Cunningham was one of the founding members of the f/64 group, whose members – such as Edward Weston and Ansel Adams – were known for precise, clear photographs and an uncompromising clarity of visual language. In this context, the Nude demonstrates her ability not only to document the human figure but also to explore it formally, as an interplay of volume, line, and light.

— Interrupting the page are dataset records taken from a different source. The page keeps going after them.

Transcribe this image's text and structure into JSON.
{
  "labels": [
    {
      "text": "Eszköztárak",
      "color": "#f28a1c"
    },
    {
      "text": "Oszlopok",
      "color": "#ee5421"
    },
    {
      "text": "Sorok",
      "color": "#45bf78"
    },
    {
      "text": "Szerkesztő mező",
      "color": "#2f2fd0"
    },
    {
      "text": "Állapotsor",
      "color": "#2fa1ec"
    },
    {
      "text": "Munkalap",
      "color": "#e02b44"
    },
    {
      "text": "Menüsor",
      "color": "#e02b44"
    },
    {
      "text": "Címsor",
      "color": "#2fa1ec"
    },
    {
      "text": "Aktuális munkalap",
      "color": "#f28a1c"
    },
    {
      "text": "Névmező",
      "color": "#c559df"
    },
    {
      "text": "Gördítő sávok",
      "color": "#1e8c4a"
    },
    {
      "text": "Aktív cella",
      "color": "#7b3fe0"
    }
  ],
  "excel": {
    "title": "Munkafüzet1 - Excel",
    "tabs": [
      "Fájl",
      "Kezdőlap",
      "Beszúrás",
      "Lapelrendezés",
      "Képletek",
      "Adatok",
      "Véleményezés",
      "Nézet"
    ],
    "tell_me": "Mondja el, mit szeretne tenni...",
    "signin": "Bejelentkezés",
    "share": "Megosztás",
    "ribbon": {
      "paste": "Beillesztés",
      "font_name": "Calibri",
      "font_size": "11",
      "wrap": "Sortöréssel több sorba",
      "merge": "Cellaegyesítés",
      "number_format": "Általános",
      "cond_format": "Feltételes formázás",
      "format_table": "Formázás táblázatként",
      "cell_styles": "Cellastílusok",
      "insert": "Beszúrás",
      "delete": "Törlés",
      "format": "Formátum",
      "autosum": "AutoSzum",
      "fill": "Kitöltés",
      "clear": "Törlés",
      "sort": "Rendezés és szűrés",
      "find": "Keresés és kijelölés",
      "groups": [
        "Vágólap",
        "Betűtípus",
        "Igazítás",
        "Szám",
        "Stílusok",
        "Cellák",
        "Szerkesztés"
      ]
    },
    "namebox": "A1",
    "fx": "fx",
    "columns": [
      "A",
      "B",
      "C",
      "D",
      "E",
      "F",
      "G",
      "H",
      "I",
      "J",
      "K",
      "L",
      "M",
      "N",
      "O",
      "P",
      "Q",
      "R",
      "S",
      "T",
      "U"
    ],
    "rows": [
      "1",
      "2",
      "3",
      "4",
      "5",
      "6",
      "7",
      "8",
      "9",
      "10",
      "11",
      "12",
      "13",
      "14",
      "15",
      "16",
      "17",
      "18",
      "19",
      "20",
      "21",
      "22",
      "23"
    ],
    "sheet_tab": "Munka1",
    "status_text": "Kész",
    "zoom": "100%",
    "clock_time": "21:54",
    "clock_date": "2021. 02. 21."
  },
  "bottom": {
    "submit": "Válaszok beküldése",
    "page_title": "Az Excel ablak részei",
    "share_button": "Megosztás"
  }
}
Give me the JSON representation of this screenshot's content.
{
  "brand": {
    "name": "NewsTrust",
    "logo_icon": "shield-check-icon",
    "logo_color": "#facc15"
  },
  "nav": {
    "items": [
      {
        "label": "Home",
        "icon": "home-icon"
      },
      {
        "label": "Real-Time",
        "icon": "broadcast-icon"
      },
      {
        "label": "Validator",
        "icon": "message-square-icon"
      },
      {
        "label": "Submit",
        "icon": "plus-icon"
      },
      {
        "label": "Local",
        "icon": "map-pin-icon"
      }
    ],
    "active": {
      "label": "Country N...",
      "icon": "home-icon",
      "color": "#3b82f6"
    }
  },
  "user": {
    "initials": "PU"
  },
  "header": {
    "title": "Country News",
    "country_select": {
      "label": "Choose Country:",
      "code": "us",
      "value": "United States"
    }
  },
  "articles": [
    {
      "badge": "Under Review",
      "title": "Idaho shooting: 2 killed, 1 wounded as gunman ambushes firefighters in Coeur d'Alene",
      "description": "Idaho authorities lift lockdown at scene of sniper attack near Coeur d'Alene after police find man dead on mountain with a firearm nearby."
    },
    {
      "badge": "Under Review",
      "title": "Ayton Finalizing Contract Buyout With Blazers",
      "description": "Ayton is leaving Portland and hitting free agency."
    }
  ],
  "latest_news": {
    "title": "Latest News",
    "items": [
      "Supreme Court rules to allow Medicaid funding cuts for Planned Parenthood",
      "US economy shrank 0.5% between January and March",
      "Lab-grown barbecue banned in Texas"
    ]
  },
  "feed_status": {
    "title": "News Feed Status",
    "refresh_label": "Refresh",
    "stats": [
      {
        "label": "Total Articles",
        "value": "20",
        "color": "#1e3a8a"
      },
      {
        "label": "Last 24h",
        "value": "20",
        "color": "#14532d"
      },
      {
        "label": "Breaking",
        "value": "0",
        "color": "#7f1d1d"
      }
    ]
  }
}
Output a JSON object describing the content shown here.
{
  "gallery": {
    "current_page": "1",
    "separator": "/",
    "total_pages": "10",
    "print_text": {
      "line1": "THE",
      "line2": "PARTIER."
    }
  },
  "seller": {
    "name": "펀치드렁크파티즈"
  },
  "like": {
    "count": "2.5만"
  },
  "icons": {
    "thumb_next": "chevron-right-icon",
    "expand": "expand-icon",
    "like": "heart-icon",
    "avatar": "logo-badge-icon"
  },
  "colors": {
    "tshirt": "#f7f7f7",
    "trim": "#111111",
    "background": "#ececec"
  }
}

This work is exemplary of Cunningham’s modernist phase. It abstracts the everyday, transforms the naked body into a sculptural plane, and combines her technical skill with a sensitive, almost poetic view of the human body. In addition to nude studies, Cunningham experimented throughout her life with portraits, botanical motifs, and industrial architecture, thereby influencing generations of photographers through her uncompromising pursuit of clarity, form, and beauty.
(Christoph Fuchs)
When one considers the potential sensuality of the nude figure, it becomes clear just how objectively and passionately dispassionately Imogen Cunningham and Edward Weston approach the subject. With what sophistication and delight in the new they devote themselves to the abstraction of reality! Anita (also known as Nude, Mexico, 1925) is one of the photographs that marked Weston’s breakthrough. This complete abstraction of light and shadow is possible only through a belief in form – a form that defines the figure and whose volume is barely perceptible due to its foreshortening and the even distribution of light. Weston was ecstatic about his "pear-shaped nudes" and reflected: "Most pictures lack any human emotion on the living, pulsating body. I do not mean to say that this is a better form of photography than conveying realism... yet one must satisfy all needs, and at present I lean toward total abstraction,"2. In his attempt to make form visible, Man Ray casts a similarly impersonal gaze upon a woman’s back in his strangely mad study Dos Blanc (c. 1926). The glaring light on the figure creates a multitude of shadows and turns the back into a flat, white surface crowned by a tuft of black hair. "Photography is not fixed in the role of a copyist," wrote Man Ray. "It is a wonderful discoverer of what our retina never reproduces. … I have tried to capture the things that twilight or too much light, the transience of the object, or the slowness of our visual apparatus conceal."3 With nude (1932, original title Sunbath dated 1931), Cunningham achieves visual effects similar to those of Weston and Man Ray, but the image is less static and far more sensual. From her crouching position, slightly turned and revealing a breast, this lively, elliptical bather seems poised to spring up, in contrast to Weston’s blunt, fruit-shaped figure and Man Ray’s rigid, hourglass-like shell.
(Richard Lorenz, Imogen Cunningham. Körper, Munich 1998, p. 29, translated with DeepL)
Notes
1
Oral history interview with Imogen Cunningham, 9.7.1975, Archives of American Art, Smithsonian Institution, https://www.aaa.si.edu/collections/interviews/oral-history-interview-imogen-cunningham-12850 (accessed 20.3.2026)
2
Nancy Newhall (Hg.), The daybooks of Edward Weston. Volume I. California, New York 1973, S. 136.
3
Man Ray, "Deceiving Appearances", Paris Soir, 23. März 1926, nachgedruckt in Janus (Hrsg.), Man Ray: The Photographic Image, New York 1980, S. 211, zit. nach Richard Lorenz, Imogen Cunningham. Körper, München 1998, S. 29.